Refine your culinary expertise with the Level 3 Diploma in Professional Cookery at Shooters Hill Sixth Form College. Designed for students who have completed the Level 2 Diploma in Food Production and Cooking or a similar qualification, this advanced program equips you with the skills to excel in professional kitchens or pursue higher education. Working in our state-of-the-art kitchens that serve City View Restaurant, you will master complex savoury and patisserie techniques, producing sophisticated dishes for lunch services and our weekly fine dining events. A weekly industry work placement further enhances your practical experience and employability, facilitated by the college.

Course Content

The Level 3 Diploma is an advanced qualification designed to meet industry standards, ensuring graduates are ready to succeed in competitive culinary roles.

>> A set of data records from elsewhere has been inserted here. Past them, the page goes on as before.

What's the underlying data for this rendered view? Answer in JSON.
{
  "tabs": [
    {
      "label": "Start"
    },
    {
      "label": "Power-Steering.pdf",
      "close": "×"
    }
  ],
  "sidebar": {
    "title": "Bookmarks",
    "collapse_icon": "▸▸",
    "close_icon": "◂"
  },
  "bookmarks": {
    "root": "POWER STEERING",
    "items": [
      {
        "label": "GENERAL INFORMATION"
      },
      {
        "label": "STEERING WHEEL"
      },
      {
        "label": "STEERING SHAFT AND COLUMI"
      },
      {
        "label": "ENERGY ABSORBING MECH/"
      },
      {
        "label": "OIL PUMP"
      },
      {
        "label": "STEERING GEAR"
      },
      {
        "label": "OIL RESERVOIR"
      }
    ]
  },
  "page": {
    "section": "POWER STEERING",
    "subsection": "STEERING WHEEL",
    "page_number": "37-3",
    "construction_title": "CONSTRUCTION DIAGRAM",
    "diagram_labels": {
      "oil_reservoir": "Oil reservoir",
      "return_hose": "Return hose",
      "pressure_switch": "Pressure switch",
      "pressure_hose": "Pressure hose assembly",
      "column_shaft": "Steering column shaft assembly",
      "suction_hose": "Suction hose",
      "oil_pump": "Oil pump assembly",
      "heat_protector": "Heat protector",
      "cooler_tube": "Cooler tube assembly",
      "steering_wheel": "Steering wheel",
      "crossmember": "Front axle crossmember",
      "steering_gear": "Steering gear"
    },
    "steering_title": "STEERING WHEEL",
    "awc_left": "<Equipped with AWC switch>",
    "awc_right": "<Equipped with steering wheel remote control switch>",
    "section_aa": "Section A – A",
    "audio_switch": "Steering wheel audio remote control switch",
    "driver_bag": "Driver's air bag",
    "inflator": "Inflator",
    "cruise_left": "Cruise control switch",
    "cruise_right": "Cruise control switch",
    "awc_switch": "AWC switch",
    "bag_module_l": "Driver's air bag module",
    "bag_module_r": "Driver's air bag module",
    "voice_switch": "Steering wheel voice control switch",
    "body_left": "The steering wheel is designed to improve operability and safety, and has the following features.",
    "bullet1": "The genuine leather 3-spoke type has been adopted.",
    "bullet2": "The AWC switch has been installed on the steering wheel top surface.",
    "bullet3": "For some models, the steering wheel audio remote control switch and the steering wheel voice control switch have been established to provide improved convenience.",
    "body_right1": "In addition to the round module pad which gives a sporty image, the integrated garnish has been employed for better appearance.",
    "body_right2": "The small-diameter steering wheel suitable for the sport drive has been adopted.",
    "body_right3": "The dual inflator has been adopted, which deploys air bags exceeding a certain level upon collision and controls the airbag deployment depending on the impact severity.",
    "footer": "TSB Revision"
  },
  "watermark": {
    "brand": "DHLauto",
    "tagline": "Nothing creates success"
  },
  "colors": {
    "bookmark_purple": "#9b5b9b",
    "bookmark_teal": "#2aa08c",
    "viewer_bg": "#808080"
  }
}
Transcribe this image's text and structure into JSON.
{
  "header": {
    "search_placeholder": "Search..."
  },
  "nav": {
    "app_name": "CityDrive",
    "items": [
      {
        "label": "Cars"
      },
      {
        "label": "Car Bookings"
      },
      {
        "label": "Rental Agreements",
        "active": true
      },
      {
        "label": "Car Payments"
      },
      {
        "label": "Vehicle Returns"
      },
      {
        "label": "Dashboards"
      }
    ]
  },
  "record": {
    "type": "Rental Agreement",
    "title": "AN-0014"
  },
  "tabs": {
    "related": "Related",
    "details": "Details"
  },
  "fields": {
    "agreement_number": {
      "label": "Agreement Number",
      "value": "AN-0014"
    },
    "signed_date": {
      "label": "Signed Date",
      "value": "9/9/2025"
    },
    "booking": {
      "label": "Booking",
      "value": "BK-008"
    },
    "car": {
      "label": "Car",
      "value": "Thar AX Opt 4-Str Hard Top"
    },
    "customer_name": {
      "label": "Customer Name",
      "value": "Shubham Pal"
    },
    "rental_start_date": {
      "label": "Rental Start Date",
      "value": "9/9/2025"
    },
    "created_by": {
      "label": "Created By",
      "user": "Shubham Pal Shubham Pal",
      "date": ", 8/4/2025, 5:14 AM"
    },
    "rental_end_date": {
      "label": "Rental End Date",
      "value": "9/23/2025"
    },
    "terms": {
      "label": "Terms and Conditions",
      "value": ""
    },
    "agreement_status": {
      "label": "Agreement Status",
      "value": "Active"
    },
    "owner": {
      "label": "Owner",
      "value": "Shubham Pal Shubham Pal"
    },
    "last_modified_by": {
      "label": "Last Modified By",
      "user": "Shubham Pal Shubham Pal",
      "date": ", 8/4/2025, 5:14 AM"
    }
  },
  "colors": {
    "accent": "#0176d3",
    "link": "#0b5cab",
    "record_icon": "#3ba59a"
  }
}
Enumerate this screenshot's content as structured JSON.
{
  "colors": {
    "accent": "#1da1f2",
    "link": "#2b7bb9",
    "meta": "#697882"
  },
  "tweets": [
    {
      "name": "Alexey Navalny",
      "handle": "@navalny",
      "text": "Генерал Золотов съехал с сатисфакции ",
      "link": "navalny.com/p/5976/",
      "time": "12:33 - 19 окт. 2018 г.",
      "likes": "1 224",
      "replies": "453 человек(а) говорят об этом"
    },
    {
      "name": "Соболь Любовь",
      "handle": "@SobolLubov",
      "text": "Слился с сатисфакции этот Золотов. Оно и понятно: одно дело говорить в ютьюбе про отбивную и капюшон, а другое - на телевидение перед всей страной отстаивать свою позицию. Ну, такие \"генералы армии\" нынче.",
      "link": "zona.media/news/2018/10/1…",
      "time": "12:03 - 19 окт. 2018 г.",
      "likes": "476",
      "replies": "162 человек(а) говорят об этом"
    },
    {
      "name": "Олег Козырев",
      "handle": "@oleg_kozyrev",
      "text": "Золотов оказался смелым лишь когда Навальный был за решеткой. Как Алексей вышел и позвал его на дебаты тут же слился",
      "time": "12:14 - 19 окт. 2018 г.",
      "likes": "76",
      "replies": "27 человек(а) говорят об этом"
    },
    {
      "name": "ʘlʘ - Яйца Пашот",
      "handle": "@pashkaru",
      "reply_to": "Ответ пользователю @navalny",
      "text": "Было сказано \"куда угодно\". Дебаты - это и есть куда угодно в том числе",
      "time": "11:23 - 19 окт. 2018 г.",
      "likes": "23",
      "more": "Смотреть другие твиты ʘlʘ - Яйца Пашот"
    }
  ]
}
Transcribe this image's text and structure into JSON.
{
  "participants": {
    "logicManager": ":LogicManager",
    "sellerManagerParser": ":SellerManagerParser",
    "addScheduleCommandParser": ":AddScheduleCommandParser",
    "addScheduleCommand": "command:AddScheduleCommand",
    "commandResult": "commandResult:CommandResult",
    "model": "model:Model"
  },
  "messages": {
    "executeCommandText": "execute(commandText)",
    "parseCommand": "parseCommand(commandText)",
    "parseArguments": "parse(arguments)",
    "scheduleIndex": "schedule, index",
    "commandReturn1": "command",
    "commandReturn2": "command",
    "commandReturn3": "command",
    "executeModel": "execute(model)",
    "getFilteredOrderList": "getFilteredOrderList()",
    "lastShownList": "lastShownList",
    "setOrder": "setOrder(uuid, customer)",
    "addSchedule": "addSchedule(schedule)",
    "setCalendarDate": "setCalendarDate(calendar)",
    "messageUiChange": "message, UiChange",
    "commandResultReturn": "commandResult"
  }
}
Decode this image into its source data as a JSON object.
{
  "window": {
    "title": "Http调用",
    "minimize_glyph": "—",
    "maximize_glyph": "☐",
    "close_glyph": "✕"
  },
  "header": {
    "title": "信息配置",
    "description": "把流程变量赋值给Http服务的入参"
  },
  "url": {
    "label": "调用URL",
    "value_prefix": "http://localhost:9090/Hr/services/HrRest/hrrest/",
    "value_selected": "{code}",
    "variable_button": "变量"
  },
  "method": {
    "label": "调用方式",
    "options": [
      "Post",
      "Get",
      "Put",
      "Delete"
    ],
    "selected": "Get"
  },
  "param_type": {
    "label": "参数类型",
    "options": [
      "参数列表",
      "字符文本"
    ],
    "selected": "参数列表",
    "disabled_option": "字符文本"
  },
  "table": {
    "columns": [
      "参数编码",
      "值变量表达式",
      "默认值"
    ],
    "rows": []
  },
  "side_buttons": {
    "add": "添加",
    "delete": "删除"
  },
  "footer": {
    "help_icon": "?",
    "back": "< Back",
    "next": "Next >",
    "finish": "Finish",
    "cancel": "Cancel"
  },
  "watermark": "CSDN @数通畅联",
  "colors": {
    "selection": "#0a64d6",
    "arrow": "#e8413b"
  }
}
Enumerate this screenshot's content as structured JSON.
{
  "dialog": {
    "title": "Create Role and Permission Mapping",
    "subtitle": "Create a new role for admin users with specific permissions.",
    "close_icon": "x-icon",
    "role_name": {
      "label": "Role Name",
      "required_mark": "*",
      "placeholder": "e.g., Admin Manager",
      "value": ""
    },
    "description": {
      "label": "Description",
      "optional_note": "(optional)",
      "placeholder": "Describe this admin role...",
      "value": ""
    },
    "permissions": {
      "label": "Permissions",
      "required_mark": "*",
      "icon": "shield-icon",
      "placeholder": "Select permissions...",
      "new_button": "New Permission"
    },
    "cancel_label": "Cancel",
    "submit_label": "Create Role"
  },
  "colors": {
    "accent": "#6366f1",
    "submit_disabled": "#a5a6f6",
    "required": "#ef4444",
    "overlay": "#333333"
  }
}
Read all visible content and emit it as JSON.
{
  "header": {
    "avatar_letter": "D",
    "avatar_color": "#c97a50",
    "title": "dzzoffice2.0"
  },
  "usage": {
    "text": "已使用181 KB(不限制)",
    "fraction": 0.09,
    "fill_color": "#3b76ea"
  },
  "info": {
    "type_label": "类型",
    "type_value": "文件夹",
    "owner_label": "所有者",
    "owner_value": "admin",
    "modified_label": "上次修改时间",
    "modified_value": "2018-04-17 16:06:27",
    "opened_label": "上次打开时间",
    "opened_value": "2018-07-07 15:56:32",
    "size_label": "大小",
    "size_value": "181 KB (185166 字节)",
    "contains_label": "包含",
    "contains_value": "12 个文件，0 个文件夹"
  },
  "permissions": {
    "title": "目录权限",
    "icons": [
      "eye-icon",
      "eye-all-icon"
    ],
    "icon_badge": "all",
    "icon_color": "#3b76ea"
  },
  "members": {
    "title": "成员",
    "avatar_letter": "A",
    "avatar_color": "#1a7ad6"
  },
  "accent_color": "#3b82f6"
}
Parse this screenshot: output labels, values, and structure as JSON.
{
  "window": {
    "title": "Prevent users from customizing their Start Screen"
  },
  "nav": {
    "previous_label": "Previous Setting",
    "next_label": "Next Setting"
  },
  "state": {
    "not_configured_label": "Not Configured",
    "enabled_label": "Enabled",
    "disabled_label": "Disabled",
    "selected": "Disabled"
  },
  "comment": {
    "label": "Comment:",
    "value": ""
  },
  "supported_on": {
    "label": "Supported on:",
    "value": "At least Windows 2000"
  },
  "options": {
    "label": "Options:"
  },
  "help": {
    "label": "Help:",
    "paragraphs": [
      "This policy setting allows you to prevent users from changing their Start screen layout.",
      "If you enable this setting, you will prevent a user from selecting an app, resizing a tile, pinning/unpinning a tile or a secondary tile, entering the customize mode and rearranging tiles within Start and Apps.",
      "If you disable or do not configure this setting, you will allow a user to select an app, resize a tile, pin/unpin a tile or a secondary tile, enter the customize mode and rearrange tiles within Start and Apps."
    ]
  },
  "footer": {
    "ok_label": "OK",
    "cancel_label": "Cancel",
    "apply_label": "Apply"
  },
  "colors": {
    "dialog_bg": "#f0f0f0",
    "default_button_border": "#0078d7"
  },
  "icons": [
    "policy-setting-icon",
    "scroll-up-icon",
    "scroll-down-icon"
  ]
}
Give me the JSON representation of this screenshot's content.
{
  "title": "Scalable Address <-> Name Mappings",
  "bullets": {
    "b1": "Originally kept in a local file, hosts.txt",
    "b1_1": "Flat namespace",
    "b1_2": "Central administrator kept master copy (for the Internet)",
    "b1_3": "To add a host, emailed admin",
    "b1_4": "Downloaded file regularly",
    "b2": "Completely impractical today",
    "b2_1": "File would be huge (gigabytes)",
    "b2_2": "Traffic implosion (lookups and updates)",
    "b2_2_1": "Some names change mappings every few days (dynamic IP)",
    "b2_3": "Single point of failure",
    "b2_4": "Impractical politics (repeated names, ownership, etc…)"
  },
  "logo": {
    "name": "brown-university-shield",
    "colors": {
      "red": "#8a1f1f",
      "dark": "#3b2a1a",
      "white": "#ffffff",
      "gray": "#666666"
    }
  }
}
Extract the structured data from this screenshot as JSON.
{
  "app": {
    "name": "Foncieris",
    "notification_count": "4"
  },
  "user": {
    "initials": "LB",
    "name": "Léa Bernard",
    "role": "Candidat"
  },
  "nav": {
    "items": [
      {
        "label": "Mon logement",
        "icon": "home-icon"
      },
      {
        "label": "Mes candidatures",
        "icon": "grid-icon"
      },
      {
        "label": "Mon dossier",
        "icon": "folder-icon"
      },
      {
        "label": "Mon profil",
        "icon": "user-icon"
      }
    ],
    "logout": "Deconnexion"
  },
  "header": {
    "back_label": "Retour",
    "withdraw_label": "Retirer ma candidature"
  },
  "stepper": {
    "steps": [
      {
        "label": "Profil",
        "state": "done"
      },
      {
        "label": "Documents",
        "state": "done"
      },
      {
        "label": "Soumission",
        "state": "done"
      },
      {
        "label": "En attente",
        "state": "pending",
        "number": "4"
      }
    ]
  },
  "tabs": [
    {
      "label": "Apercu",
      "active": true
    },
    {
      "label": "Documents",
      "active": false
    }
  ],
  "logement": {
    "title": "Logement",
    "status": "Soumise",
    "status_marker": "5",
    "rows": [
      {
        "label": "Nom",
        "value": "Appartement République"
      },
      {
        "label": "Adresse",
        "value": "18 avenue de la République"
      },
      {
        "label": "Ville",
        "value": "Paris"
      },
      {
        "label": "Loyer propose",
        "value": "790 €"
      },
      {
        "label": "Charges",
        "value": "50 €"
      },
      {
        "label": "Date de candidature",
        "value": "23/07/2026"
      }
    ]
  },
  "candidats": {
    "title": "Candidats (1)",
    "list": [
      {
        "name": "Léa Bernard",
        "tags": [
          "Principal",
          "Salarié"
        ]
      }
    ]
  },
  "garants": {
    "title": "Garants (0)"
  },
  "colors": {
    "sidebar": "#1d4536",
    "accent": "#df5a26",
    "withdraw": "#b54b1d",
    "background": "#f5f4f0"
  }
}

This program covers a wide range of advanced culinary techniques and principles, including: 

  • Prepare and Cook Complex Fish and Shellfish Dishes 

  • Prepare and Cook Complex Meat and Poultry Dishes 

  • Produce Advanced Pastry, Cakes, and Dough Products 

  • Prepare Hot and Cold Desserts 

  • Prepare and Cook Complex Sauces and Dressings 

  • Develop and Improve Skills for Professional Cookery 

  • Supervise Food Safety Practices in Catering 

In addition to these units, students will gain experience preparing and presenting refined dishes in our professional fine dining setting.

Entry Requirements

To enrol in the Level 3 Diploma in Professional Cookery course, you’ll need: 

  • A Level Diploma in Food Production and Cooking or an equivalent qualification 

  • A demonstrated passion for culinary arts and a commitment to excellence  

  • Grade 4 or above in GCSE Maths and English 

Careers

The Level 3 Diploma in Professional Cookery prepares you for advanced roles in the hospitality industry, including: 

  • Commis Chef: Working in professional kitchens and gaining experience across various sections. 

  • Chef de Partie: Taking responsibility for managing a specific area of the kitchen. 

  • Sous Chef: Assisting in kitchen operations and managing junior staff. 

  • Head Chef: Leading kitchen teams and designing menus. 

This qualification also provides a strong foundation for pursuing higher education in culinary arts or hospitality management.